Le rationnement du crédit, tel que défini par Ghandhi (1987), est observé lorsque l’échange entre le risque et le rendement est tronqué, de telle sorte que les institutions financières refusent désormais d’assumer une grande partie du risque, abstraction faite des bénéfices attendus : la banque n’est plus en mesure d’accorder ses crédits en fonction de l’aptitude du demandeur à payer le taux d’intérêt le plus élevé et à offrir la garantie hypothécaire la plus importante. Malgré leur aptitude à évaluer les risques, les banques sont incapables d’appliquer des primes de risque suffisantes aux crédits qu’elles consentent. Il en résulte une sous-évaluation structurelle des primes, un rationnement des crédits[4] et un renforcement du contrôle des dirigeants. Pratiquement, cela signifie que certains emprunteurs se voient refuser le crédit « bien qu’ils soient prêts à payer le taux d’intérêt du marché (ou parfois plus), alors que des emprunteurs similaires, disposant des mêmes hypothèses en matière de risque et de rentabilité, obtiennent des crédits » (Jaffee et Stiglitz, 1990 : p. 839). Ce problème a d’abord été détecté par Keynes en discutant des « emprunteurs marginaux insatisfaits » dans son Traité sur la Monnaie (1930). Durant la dernière décennie, plusieurs chercheurs ont traité ce problème et ont développé des modèles d’optimisation du comportement des agents financiers.
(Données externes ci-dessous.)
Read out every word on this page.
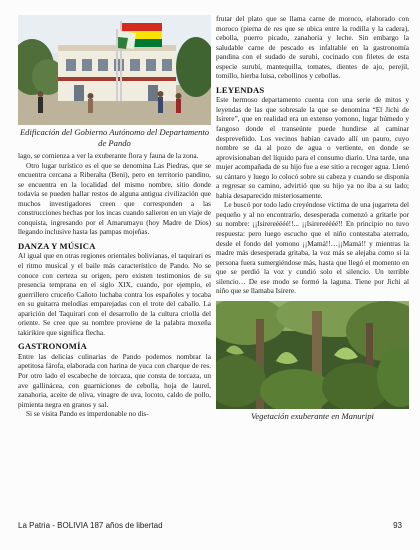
Edificación del Gobierno Autónomo del Departamento de Pando

lago, se comienza a ver la exuberante flora y fauna de la zona.

Otro lugar turístico es el que se denomina Las Piedras, que se encuentra cercana a Riberalta (Beni), pero en territorio pandino, se encuentra en la localidad del mismo nombre, sitio donde todavía se pueden hallar restos de alguna antigua civilización que muchos investigadores creen que corresponden a las construcciones hechas por los incas cuando salieron en un viaje de conquista, ingresando por el Amarumayu (hoy Madre de Dios) llegando inclusive hasta las pampas mojeñas.

DANZA Y MÚSICA

Al igual que en otras regiones orientales bolivianas, el taquirari es el ritmo musical y el baile más característico de Pando. No se conoce con certeza su origen, pero existen testimonios de su presencia temprana en el siglo XIX, cuando, por ejemplo, el guerrillero cruceño Cañoto luchaba contra los españoles y tocaba en su guitarra melodías emparejadas con el trote del caballo. La aparición del Taquirari con el desarrollo de la cultura criolla del oriente. Se cree que su nombre proviene de la palabra moxeña takirikire que significa flecha.

GASTRONOMÍA

Entre las delicias culinarias de Pando podemos nombrar la apetitosa fárofa, elaborada con harina de yuca con charque de res. Por otro lado el escabeche de torcaza, que consta de torcaza, un ave gallinácea, con guarniciones de cebolla, hoja de laurel, zanahoria, aceite de oliva, vinagre de uva, locoto, caldo de pollo, pimienta negra en granos y sal.

Si se visita Pando es imperdonable no dis-

frutar del plato que se llama carne de moroco, elaborado con moroco (pierna de res que se ubica entre la rodilla y la cadera), cebolla, puerro picado, zanahoria y leche. Sin embargo la saludable carne de pescado es infaltable en la gastronomía pandina con el sudado de surubí, cocinado con filetes de esta especie surubí, mantequilla, tomates, dientes de ajo, perejil, tomillo, hierba luisa, cebollinos y cebollas.

LEYENDAS

Este hermoso departamento cuenta con una serie de mitos y leyendas de las que sobresale la que se denomina “El Jichi de Isirere”, que en realidad era un extenso yomono, lugar húmedo y fangoso donde el transeúnte puede hundirse al caminar despreveñido. Los vecinos habían cavado allí un pauro, cuyo nombre se da al pozo de agua o vertiente, en donde se aprovisionaban del líquido para el consumo diario. Una tarde, una mujer acompañada de su hijo fue a ese sitio a recoger agua. Llenó su cántaro y luego lo colocó sobre su cabeza y cuando se disponía a regresar su camino, advirtió que su hijo ya no iba a su lado; había desaparecido misteriosamente.

Le buscó por todo lado creyéndose víctima de una jugarreta del pequeño y al no encontrarlo, desesperada comenzó a gritarle por su nombre: ¡¡Isirereéééé!!... ¡¡Isirereéééé!! En principio no tuvo respuesta: pero luego escucho que el niño contestaba aterrado, desde el fondo del yomono ¡¡Mamá!!…¡¡Mamá!! y mientras la madre más desesperada gritaba, la voz más se alejaba como si la persona fuera sumergiéndose más, hasta que llegó el momento en que se perdió la voz y cundió solo el silencio. Un terrible silencio… De ese modo se formó la laguna. Tiene por Jichi al niño que se llamaba Isirere.

Vegetación exuberante en Manuripi
La Patria - BOLIVIA 187 años de libertad	93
Selon la conclusion de base de la théorie du rationnement du crédit, les banques peuvent ne pas augmenter le taux d’intérêt débiteur, même en présence d’une demande importante sur les fonds, de crainte qu’une telle démarche ne réduise le taux moyen du rendement prévu. Ces banques peuvent toutefois augmenter la portion des emprunteurs à faible risque ou inciter les emprunteurs à s’engager dans des projets moins risqués. Il s’en suit qu’une partie des emprunteurs demeure insatisfaite. Contrairement à la situation d’incertitude, le rationnement du crédit n’est pas un phénomène universel. Stiglitz et Weiss (1992) avancent trois conditions selon lesquelles s’effectue le rationnement du crédit :

  1. « Après que les prêteurs aient utilisé tous les moyens à leur disposition en vue de différencier les candidats et contrôler leur situation globale, il doit y avoir une certaine incertitude résiduelle (information imparfaite) ;
  2. Les effets de la modification des taux d’intérêt doivent être assez forts de telle sorte qu’il ne soit plus optimal pour le prêteur d’utiliser pleinement les instruments relatifs à l’octroi du crédit ;
  3. L’offre des fonds doit être telle qu’à l’équilibre walrasien (où la demande est égale à l’offre, en tenant compte de l’utilisation des instruments non liés aux prix, à savoir le collatéral, les titres etc.), les rendements prévus par le prêteur soient moins élevés que dans le cas d’une autre opération ».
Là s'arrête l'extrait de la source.